Urgent action is necessary in order to respond to a growing regional crisis caused by increasing displacement, insufficient aid and over-burdened infrastructure in neighbouring countries, Oxfam added.
Approximately 5,000 refugees have been resettled in countries beyond Syria’s neighbours through the UN: that’s only 0.16 percent of the registered refugee population.
The UK government has been an incredibly generous aid donor and is the second largest bilateral donor to the emergency aid effort across the region. It deserves real credit for this generosity which is helping to save lives on the ground. However, the UK could do more to help resettle the most vulnerable refugees from Syria. To date, it has pledged several hundred refugee places and only 50 Syria refugees have been resettled by June 2014.
Since the crisis began the UK has granted asylum to over 3,000 Syrian nationals, and their dependents, who were present in the UK. To claim asylum in the UK refugees have to be present in the UK.
Meanwhile the UN humanitarian appeal for the refugee response is still woefully underfunded, with less than half the money it needs. Though neighbouring countries such as Jordan, Lebanon and Turkey have been very generous in helping refugees to date, their generosity is wearing thin as often poor host communities bear the brunt of Syria’s ongoing crisis. The international community must play its part in offering refugees protection, and supporting neighbouring countries to accept people fleeing the conflict in Syria.
Andy Baker, head of Oxfam’s Syria crisis response, said: “As the number of refugees grows, aid is proving insufficient and neighbouring countries are stretched to breaking point. It is shocking that over three years into a crisis which shows no sign of abating, under the UN refugee resettlement scheme rich countries have taken in a mere 5,000 of the 3 million registered refugees who are often struggling to survive from one day to the next.

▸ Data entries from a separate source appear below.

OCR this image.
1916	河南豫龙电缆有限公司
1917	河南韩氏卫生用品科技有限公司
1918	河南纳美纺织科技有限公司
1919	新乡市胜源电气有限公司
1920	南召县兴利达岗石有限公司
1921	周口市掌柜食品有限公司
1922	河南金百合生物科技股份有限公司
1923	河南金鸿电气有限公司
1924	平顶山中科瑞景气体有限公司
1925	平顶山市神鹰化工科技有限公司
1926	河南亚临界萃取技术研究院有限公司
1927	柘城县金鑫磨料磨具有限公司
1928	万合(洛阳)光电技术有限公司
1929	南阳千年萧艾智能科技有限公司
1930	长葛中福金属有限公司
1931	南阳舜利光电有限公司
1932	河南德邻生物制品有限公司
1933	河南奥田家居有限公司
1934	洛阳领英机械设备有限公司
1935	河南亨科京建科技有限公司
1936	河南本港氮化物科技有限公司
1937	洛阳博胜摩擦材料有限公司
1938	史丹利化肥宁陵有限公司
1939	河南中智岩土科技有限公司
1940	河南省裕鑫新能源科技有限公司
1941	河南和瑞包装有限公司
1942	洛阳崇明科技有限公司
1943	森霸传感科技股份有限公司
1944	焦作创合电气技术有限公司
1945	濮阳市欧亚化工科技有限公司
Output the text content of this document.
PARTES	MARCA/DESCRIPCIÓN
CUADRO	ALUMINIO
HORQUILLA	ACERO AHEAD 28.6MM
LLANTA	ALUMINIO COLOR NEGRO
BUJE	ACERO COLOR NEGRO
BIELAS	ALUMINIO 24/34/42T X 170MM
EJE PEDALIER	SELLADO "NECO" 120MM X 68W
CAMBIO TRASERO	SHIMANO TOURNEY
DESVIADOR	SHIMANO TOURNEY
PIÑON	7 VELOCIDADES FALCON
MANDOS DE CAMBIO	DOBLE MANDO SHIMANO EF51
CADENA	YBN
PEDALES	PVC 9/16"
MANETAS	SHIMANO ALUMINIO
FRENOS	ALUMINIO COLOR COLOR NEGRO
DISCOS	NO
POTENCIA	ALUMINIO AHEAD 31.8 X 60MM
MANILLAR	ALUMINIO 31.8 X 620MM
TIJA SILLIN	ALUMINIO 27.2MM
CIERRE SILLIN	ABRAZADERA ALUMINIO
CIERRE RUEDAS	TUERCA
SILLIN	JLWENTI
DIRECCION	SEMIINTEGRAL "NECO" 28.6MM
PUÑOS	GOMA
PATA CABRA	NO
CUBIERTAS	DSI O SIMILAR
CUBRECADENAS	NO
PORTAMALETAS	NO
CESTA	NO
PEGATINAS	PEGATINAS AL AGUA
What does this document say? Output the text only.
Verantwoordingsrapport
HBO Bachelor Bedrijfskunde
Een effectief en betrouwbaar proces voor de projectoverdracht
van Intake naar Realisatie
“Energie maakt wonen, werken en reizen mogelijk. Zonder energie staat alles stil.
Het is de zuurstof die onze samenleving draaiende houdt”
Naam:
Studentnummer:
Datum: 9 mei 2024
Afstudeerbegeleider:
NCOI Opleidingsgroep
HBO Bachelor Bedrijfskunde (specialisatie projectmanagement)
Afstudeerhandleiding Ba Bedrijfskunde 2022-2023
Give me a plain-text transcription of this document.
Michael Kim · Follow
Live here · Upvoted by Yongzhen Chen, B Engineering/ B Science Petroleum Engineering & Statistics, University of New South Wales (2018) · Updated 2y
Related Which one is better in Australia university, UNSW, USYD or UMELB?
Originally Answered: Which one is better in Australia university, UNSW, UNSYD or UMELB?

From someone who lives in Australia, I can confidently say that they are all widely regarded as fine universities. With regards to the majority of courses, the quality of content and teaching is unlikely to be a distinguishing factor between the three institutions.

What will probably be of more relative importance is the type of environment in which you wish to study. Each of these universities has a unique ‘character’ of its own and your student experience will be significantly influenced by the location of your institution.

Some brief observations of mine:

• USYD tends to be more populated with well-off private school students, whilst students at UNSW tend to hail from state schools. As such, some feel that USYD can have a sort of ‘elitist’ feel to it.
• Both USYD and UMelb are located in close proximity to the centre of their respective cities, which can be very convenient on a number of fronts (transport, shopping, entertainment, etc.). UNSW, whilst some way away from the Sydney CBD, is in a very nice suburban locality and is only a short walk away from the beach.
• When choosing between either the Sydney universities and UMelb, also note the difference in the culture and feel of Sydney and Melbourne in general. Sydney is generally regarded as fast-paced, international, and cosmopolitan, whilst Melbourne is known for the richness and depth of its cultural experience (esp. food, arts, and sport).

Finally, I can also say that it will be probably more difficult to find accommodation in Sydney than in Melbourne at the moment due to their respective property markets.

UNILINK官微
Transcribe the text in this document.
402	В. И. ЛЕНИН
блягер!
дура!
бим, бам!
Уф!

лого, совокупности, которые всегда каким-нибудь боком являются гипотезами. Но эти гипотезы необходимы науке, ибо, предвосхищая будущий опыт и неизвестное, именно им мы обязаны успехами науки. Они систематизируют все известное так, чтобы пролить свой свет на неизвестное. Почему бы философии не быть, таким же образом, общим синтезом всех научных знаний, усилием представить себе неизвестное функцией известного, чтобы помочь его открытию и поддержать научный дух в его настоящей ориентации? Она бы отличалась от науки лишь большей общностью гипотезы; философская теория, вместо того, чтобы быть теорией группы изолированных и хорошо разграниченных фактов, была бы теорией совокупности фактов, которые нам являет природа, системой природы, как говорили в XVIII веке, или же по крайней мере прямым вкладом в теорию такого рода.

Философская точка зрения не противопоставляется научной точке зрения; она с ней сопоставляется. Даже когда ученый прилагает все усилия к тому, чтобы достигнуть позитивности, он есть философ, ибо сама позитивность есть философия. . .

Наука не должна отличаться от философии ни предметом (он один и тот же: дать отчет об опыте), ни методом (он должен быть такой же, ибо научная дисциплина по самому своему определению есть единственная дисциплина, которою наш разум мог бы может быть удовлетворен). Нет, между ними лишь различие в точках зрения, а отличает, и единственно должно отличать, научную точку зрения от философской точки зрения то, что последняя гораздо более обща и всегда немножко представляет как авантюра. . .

“The international community should step up its support and work with the UN to quickly offer a life-line to some of the most vulnerable families by giving them a new home. The refugees we work with are desperate to return to rebuild their lives in Syria, but while a political solution to the crisis remains elusive, there is sadly no way that they can.”
Facing significant funding shortfalls, humanitarian agencies have already had to cut programmes and target their assistance, leaving refugees to go without. In Jordan, Oxfam has had to halt cash payments that were helping 6,500 refugees in host communities. In June 2014, the UN was forced to downscale the funding target aimed at refugees from $4.2bn to $3.74bn due to a lack of available funds from donors.
“The fact that 3 million Syrians are now refugees is just part of the picture of human suffering. With 10.8 million more people needing help inside Syria and indiscriminate attacks on civilians claiming more lives each week, more and more families will be forced to seek sanctuary. Refugees are increasingly depleting their savings and assets: with opportunities to work in neighbouring countries often limited or non-existent, people have few choices left open to them and many can’t see how they can provide for their families in the future. Without sustainable support for an improved humanitarian response and increased resettlement for the most vulnerable refugees, the road ahead looks incredibly bleak,” added Baker.
In Jordan, the settlement of thousands of Syrian refugees in a very water-scarce area is putting huge pressure on available water resources. Refugees who Oxfam is working with in Zaatari camp have to make do with just over 35 litres per person per day for essential drinking and cleaning – a dramatic drop from the 70-145 litres they were used to back home in Syria.
With soaring summer temperatures, the threat of health risks looms large as Oxfam and other humanitarian agencies battle to meet basic needs, while working to create a piped water network that will provide Zaatari camp residents with a more sustainable water source.